Friday, December 7, 2007

HR Efficiency

HR professionals have access to a wide range of benchmarks and cost standards by which one can measure HR efficiency. All of these metrics encourages cost savings and are the kinds of measures you would find in the first level of our measurement pyramid. But unless you want HR to be treated like a commodity in your organization, you should beware of building your measurement system unthinkingly on these generic benchmarks. Instead, separate out the costs associated with HR commodities such as employee benefits transactions and policy compliance, and the unique investments required to create HR strategic value in the organization. These choices will differ for each organization. A long list of potential metrics are considered and it is important to choose the key metrics carefully. Otherwise, it is possible to become overwhelmed by the potential choices. Benchmarking is fine for the HR commodity activities, but it has no significant influence on your firm’s ability to implement its strategy.

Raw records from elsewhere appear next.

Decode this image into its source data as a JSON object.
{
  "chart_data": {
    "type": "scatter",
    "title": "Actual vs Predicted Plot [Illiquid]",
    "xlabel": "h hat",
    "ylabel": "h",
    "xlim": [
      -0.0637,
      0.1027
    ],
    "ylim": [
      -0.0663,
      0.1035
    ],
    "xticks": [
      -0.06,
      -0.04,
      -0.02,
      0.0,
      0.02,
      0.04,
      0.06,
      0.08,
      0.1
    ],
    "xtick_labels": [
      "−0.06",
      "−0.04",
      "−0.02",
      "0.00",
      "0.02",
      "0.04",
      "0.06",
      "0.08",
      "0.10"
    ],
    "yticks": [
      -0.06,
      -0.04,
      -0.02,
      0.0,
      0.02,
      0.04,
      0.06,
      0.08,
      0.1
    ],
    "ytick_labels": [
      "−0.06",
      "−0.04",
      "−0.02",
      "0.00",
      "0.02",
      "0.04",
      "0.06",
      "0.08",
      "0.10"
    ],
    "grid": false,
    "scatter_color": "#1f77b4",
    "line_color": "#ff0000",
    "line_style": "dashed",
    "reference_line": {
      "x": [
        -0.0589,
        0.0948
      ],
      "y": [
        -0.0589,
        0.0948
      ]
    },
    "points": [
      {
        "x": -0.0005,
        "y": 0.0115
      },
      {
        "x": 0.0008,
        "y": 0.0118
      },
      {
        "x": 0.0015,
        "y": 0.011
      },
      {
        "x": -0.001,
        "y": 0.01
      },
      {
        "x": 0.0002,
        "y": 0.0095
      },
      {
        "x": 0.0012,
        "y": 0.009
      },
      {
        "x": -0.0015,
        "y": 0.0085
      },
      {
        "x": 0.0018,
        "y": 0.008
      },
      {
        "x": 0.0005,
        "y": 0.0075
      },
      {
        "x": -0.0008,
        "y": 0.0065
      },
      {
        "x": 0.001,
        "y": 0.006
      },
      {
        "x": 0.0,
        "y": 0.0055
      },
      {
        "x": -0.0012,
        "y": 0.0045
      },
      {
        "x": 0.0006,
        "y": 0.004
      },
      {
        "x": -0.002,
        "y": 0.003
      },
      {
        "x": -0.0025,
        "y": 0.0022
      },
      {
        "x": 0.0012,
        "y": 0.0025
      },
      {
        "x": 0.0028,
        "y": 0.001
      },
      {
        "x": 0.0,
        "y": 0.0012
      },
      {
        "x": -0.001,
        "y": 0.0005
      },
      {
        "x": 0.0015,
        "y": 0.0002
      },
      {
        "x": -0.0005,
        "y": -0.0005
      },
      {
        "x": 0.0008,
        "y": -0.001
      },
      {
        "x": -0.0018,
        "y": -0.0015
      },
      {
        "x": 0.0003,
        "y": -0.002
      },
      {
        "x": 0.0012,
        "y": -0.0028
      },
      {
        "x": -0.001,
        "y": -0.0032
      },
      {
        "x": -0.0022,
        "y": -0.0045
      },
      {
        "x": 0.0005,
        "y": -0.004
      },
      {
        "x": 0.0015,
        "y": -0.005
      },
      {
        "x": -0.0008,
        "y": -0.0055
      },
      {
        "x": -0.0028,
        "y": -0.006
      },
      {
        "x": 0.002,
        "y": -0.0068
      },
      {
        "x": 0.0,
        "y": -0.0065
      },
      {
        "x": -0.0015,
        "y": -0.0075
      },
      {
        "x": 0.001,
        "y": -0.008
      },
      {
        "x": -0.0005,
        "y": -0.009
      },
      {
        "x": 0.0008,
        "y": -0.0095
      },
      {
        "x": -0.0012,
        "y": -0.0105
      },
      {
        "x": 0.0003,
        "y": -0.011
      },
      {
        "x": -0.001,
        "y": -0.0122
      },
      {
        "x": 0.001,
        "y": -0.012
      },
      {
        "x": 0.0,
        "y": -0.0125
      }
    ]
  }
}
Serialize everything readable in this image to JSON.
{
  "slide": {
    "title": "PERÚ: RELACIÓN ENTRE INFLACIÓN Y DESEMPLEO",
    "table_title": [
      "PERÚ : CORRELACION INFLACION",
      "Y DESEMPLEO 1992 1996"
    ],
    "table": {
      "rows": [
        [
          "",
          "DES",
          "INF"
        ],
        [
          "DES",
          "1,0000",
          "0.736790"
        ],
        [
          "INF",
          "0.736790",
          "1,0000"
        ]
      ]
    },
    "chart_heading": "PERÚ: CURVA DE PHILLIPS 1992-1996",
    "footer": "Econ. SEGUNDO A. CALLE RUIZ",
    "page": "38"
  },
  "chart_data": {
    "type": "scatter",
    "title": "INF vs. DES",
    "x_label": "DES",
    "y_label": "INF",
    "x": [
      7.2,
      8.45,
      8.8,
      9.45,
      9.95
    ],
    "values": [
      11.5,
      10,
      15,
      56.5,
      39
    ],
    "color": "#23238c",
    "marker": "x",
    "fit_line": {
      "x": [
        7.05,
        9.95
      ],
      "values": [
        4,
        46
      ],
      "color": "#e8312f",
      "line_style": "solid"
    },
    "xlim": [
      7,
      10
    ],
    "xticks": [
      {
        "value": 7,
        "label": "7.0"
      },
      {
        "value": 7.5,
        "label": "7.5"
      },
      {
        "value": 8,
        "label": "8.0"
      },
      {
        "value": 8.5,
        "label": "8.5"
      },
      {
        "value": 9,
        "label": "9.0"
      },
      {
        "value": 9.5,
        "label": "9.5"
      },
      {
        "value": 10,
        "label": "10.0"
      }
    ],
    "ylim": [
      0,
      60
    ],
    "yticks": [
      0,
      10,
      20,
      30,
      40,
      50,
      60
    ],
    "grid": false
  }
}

We thus recommend that HR managers divide their key efficiency metrics into two categories: core and strategic. Core efficiency measures represent significant HR expenditures that make no direct contribution the firm’s strategy implementation. Strategic efficiency measures assess the efficiency of HR activities and processes designed to produce HR deliverables. Separating these two helps you evaluate the net benefits of strategic deliverables and guides resources – allocation decisions. To see how this works, consider the following HR efficiency measures:

  • Benefit cost as a percentage of payroll.
  • Worker’s compensation cost per employee
  • Percentage of correct entries on HR information system.
  • Cost per hire.
  • HR expenses per employee.

The first three measures on the list would typically go in the core efficiency category. While certain benefits costs might give a firm an edge in recruiting high-talent employees, above-average benefits costs or workers’ compensation payments are legitimately considered expenses rather than human –capital investments. Likewise, transactional accuracy marginally improves employees’ work experience, but it has little strategic significance.

Now look at the last three measures. Notice that these expenditures can each be though of as investments that would yield considerable strategic value. To determine their value, you would go through the seven-step process, tracing the links between a strategic efficiency measure and the subsequent elements in the HR value chain. Again, the Hi Tech example of reducing recruiting cycle time applies. Tightening this cycle may well raise? cost per hire? but in fact this practice is the first step in producing an HR enabler (stable staffing in R&D) that is essential to a key performance driver (R&D cycle time) in the firm’s strategy implementation process. This is a good illustration of how a firm might attend to both the benefits and costs of an HR deliverable.